After Empress Jia Nanfeng, Emperor Hui's wife, in conjunction with Emperor Hui's brother Sima Wei the Prince of Chu, overthrew and killed Yang in a coup in April 291, Sima Liang, as the most respected of the imperial princes, was summoned back to the capital Luoyang to serve as regent on 4 May, along with Wei Guan. To appease those who might have been angry and had overthrown Yang Jun, Sima Liang widely promoted those who participated in the plot, and more than a thousand men were created marquesses. He and Wei, however, did try to get the government on track, but Empress Jia continued to interfere with governmental matters. They also became concerned about the violent temper of Sima Wei and therefore tried to strip him of his military command, but Sima Wei persuaded Empress Jia to let him keep his military command. Sima Wei's assistants Qi Sheng (岐盛) and Gongsun Hong (公孫宏) thereafter falsely told Empress Jia that Sima Liang and Wei planned to depose the emperor. Empress Jia, who had already resented Wei for having, during Emperor Wu's reign, suggested that he change his heir selection, also wanted more direct control over the government, and therefore resolved to plot a second coup.
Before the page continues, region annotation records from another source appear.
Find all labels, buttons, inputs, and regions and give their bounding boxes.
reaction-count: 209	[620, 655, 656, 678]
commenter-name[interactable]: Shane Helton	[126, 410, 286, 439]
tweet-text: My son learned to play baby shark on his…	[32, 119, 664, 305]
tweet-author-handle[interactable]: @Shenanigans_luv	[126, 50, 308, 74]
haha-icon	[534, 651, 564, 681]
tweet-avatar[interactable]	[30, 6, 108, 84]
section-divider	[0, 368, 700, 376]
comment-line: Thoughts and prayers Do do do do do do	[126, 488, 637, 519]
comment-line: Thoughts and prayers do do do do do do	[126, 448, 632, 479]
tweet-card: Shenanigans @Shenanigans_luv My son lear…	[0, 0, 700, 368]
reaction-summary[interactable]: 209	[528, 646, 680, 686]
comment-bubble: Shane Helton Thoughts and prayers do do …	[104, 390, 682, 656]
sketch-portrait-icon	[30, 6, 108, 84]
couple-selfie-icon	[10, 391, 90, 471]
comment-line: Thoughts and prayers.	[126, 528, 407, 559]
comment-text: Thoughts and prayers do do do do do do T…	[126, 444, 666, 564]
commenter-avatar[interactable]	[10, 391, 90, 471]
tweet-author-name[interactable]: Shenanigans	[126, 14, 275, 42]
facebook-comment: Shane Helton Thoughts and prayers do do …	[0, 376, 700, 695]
In summer 291, Empress Jia had Emperor Hui personally write an edict to Sima Wei, ordering him to have Sima Liang and Wei Guan removed from their offices. His forces thereby surrounded Sima Liang and Wei Guan's mansions, and while both men's subordinates recommended resistance, each declined and was captured. Against what the edict said, both were killed—Sima Liang with his heir Sima Ju (司馬矩) and Wei Guan with nine of his sons and grandsons. Initially, the soldiers respected Sima Liang and did not dare to kill him, and indeed, as he sat in the prisoner's wagon, it appeared clear that he was suffering from the heat, and passersby were allowed to use fans to try to alleviate his suffering. Only after Sima Wei issued an order that whoever dared to cut off Sima Liang's head would receive a large sum of silk as reward did someone carry out the execution. After Empress Jia, concerned about Sima Wei's power, then falsely declared that the edict was forged by Sima Wei and had him executed, Sima Liang was posthumously honored.

==Family==

Based on historical records, Sima Liang had at least five sons:
- Sima Sui (司馬粹), courtesy name Maohong (茂弘), died young and had no issue.
- Sima Ju (司馬矩), courtesy name Yanming (延明), was killed along with his father. As he was his father's heir when he died, he was posthumously known as Prince Huai of Ru'nan. Ju's son You inherited the princedom of Ru'nan and later went south to join Sima Rui (the future Emperor Yuan of Jin).
- Sima Yang (司馬羕), courtesy name Yannian (延年)
- Sima Zong (司馬宗), courtesy name Yanzuo (延祚) also went south to join Sima Rui, but was eventually killed by Rui's in-law Yu Liang, (Note: Rui's son Sima Shao married Yu Liang's younger sister Yu Wenjun.) who was regent during the reign of Rui's grandson Emperor Cheng.
- Sima Xi (司馬熙), courtesy name unknown, was initially appointed Duke of Ruyang. Due to his merits in the expedition against Liu Qiao, he was made a prince. In 311, he was captured by Shi Le, either in the aftermath of Sima Yue's death or during the Disaster of Yongjia.

Sima Liang also had at least two daughters, who respectively married Pei Yu, eldest son of Pei Kai (and eldest brother of Pei Xian), and Xiahou Jun, son of Xiahou Wei. It was because of the marriage ties that Pei Kai set out to rescue Sima Liang's son Sima Yang in the aftermath of Liang's death in July 291.